Clearly, I am not his greatest fan. I have no idea what his policies on Home Affairs, Foreign Affairs, Education, Transport, Law and Order and the rest are, because he never seems to have shared them with us.

The transition from Chief Financial Officer to Chief Executive in a Company is fraught with danger, and few make the jump well. So why is it any different with Gordon Brown. The only thing he has done in his Ministerial life is to be Tax Gatherer in Chief in the Treasury. So, without being able to do anything about it, we’re all about to get saddled with a very dark horse with no breadth of experience for PM.

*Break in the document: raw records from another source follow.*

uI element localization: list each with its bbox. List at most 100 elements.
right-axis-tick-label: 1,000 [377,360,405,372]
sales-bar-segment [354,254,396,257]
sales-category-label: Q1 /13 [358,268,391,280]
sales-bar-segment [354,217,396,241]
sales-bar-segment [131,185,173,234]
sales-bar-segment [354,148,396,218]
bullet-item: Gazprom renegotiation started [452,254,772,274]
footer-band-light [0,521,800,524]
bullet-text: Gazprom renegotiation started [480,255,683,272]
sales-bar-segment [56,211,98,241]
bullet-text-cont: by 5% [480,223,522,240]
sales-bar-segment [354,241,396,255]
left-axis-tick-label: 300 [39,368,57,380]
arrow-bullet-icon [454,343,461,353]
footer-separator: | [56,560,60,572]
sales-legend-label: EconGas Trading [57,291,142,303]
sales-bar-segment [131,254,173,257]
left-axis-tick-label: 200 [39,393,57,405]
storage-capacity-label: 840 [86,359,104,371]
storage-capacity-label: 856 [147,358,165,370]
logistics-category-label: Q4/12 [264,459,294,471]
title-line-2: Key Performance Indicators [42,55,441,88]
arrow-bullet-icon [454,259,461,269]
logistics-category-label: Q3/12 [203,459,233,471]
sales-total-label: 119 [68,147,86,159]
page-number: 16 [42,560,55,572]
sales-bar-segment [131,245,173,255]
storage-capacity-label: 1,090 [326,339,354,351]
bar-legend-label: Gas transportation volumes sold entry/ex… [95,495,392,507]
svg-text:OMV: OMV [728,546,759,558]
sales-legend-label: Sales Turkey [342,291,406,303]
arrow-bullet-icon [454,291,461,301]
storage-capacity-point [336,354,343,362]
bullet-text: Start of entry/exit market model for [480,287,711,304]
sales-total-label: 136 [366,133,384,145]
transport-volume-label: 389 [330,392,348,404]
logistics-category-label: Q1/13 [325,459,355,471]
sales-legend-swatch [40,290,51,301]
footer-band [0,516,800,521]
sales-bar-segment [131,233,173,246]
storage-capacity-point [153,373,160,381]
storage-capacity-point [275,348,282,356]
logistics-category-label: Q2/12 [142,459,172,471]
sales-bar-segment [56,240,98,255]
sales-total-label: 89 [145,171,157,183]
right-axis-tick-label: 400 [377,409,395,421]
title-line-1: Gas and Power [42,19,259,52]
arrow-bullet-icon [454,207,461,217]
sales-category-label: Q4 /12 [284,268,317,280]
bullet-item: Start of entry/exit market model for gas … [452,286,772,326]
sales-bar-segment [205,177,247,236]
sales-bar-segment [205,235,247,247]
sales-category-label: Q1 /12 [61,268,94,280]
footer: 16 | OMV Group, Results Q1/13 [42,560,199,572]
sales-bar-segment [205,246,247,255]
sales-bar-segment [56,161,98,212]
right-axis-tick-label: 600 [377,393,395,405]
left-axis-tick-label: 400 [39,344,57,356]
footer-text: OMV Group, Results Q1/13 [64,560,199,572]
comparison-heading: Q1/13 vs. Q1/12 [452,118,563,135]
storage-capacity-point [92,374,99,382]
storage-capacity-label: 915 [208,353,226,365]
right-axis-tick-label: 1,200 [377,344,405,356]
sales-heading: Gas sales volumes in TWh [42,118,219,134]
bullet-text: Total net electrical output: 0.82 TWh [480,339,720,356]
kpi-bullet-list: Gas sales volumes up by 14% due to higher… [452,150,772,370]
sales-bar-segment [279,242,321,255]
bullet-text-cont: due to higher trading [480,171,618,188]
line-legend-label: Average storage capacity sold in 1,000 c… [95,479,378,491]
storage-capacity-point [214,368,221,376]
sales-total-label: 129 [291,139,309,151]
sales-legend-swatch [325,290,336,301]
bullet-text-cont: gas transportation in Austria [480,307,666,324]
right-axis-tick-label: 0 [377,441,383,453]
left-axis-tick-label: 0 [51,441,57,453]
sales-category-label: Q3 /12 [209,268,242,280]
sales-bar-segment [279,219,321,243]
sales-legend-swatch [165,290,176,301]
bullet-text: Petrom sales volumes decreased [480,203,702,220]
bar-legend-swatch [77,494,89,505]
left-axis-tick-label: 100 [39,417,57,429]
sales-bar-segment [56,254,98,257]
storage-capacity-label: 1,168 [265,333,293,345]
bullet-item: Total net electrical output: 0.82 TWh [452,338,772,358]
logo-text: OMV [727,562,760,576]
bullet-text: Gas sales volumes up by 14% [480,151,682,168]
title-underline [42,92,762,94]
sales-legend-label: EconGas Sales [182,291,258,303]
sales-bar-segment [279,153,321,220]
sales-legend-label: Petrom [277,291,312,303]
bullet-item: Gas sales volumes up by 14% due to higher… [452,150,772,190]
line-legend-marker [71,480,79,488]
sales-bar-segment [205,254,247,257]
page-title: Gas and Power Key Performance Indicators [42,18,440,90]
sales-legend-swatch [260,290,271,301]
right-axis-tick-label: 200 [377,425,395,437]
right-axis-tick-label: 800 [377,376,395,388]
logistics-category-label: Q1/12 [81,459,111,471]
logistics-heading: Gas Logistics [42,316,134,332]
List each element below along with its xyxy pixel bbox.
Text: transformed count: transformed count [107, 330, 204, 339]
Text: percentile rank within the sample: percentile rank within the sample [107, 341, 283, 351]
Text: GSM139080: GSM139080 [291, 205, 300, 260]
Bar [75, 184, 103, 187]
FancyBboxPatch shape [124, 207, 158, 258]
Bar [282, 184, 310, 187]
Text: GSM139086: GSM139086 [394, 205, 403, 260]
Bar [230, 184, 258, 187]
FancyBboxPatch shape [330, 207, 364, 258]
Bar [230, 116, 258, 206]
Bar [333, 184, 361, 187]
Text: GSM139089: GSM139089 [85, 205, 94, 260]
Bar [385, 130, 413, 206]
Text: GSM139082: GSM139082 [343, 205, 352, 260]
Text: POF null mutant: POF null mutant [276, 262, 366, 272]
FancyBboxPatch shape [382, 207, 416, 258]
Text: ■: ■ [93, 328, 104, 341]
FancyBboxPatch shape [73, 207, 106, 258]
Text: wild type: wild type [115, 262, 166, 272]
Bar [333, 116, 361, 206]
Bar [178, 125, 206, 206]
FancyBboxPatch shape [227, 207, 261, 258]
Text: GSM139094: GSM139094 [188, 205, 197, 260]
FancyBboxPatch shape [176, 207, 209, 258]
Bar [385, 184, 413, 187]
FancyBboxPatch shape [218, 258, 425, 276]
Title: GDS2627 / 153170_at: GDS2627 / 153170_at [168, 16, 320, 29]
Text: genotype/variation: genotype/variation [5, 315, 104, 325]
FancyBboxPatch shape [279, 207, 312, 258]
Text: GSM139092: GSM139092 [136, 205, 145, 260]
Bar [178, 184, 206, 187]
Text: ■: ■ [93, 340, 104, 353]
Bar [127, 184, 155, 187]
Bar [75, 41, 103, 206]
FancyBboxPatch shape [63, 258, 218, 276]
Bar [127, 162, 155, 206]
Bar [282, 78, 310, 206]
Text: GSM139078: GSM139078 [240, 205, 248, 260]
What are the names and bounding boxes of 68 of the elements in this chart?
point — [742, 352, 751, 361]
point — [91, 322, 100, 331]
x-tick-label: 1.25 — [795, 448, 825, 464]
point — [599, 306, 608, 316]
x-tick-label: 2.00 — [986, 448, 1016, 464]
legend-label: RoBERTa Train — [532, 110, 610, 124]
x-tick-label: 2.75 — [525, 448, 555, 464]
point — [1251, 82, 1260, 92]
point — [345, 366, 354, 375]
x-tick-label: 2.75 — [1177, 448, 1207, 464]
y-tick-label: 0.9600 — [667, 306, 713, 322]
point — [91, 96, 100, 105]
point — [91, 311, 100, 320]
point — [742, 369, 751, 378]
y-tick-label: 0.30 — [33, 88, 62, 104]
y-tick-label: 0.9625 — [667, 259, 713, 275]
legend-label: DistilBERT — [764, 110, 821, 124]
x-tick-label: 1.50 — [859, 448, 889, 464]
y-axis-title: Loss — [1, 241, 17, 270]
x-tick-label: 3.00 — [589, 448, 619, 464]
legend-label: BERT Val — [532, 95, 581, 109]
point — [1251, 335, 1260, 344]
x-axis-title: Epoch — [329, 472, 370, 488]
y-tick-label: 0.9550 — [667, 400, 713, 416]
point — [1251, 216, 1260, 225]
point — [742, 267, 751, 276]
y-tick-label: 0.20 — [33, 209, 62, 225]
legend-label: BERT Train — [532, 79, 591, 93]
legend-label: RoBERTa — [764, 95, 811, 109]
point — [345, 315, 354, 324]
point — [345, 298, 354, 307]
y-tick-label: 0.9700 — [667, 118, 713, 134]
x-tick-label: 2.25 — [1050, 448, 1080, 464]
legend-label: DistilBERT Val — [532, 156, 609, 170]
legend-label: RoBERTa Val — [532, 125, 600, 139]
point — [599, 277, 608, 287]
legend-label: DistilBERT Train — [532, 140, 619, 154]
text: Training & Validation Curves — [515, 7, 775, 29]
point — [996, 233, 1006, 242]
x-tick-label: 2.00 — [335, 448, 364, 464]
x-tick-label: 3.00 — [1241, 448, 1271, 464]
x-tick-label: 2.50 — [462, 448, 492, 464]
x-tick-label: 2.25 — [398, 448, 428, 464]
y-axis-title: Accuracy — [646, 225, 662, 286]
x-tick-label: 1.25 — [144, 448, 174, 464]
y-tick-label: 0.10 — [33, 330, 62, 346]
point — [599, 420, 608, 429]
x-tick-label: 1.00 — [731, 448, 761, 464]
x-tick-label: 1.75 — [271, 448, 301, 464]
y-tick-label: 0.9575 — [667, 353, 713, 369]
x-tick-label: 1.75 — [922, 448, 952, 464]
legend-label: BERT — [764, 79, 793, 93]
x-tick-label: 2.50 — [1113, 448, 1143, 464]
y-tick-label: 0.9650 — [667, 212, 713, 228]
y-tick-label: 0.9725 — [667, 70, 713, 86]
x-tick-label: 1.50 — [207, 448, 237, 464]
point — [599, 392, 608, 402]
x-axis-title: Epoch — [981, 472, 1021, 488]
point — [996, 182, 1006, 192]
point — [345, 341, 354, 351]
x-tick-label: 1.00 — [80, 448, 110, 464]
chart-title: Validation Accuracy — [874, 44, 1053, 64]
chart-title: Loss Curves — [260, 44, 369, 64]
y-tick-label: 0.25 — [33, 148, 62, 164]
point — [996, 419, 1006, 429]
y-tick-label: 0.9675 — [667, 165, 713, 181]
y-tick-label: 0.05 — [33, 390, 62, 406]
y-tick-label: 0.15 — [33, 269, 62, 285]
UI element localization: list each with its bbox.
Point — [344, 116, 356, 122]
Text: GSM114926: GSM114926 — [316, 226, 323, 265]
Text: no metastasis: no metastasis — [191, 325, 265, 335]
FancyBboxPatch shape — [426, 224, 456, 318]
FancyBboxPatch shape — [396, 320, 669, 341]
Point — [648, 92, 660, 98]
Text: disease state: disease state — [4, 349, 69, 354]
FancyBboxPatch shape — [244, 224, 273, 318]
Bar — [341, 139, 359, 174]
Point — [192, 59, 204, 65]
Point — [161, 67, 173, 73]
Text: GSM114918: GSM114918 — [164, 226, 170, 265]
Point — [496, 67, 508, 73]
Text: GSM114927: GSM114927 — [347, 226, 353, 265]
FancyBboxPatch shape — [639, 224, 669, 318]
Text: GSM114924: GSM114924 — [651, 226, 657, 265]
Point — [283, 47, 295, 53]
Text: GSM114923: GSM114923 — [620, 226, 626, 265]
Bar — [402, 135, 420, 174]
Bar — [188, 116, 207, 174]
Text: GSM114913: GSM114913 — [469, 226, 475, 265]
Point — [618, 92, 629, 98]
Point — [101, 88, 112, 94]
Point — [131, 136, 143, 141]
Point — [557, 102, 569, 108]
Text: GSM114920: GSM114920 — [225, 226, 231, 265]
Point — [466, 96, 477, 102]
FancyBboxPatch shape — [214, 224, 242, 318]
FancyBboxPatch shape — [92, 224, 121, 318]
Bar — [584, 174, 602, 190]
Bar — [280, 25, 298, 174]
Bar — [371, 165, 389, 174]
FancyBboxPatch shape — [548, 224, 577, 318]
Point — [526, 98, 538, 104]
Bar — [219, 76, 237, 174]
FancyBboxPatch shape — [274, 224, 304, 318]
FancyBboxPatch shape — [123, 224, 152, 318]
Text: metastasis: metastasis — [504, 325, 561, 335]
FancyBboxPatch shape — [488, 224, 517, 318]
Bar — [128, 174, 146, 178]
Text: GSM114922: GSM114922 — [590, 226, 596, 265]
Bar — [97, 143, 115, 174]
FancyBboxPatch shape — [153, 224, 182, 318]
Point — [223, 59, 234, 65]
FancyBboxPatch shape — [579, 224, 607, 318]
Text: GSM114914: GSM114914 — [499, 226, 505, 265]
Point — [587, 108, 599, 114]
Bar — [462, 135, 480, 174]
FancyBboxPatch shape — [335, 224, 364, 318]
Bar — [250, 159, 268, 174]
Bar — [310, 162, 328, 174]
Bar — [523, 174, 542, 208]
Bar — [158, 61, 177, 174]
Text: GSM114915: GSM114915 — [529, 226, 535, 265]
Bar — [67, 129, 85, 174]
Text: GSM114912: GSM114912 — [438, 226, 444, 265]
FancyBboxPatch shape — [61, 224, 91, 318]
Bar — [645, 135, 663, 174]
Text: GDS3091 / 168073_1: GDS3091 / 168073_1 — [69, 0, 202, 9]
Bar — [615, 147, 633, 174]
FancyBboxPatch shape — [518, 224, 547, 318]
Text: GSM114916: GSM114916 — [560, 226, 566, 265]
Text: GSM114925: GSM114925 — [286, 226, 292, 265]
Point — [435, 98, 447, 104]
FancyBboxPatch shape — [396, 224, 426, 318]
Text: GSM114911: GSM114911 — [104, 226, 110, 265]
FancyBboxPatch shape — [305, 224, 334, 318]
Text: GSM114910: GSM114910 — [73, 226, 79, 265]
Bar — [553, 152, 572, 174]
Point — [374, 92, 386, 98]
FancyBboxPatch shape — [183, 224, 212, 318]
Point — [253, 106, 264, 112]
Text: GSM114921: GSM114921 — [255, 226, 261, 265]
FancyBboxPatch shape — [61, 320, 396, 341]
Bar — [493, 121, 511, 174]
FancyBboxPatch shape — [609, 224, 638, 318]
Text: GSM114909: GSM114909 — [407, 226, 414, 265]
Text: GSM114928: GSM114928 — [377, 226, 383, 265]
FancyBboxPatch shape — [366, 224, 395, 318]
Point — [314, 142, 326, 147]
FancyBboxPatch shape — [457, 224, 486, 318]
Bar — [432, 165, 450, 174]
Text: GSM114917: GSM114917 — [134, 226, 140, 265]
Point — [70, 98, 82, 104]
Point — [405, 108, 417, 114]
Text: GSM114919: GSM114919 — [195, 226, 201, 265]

The hairs on the back of my neck, which I listen to more than any politician in this Government, tell me he is not a man to be trusted, whose motives are not in the interests of the vast majority of people in this country. The issue is whether he is found out before he becomes PM or after. Let’s hope it’s before, and let’s hope that the rather well timed revelation of “There’s always a Memo” is the thing which crystallizes his downfall.

Well done “The Times”, and what odds will you give that the Freedom of Information Act dies a very early death if Brown gets into Number 10.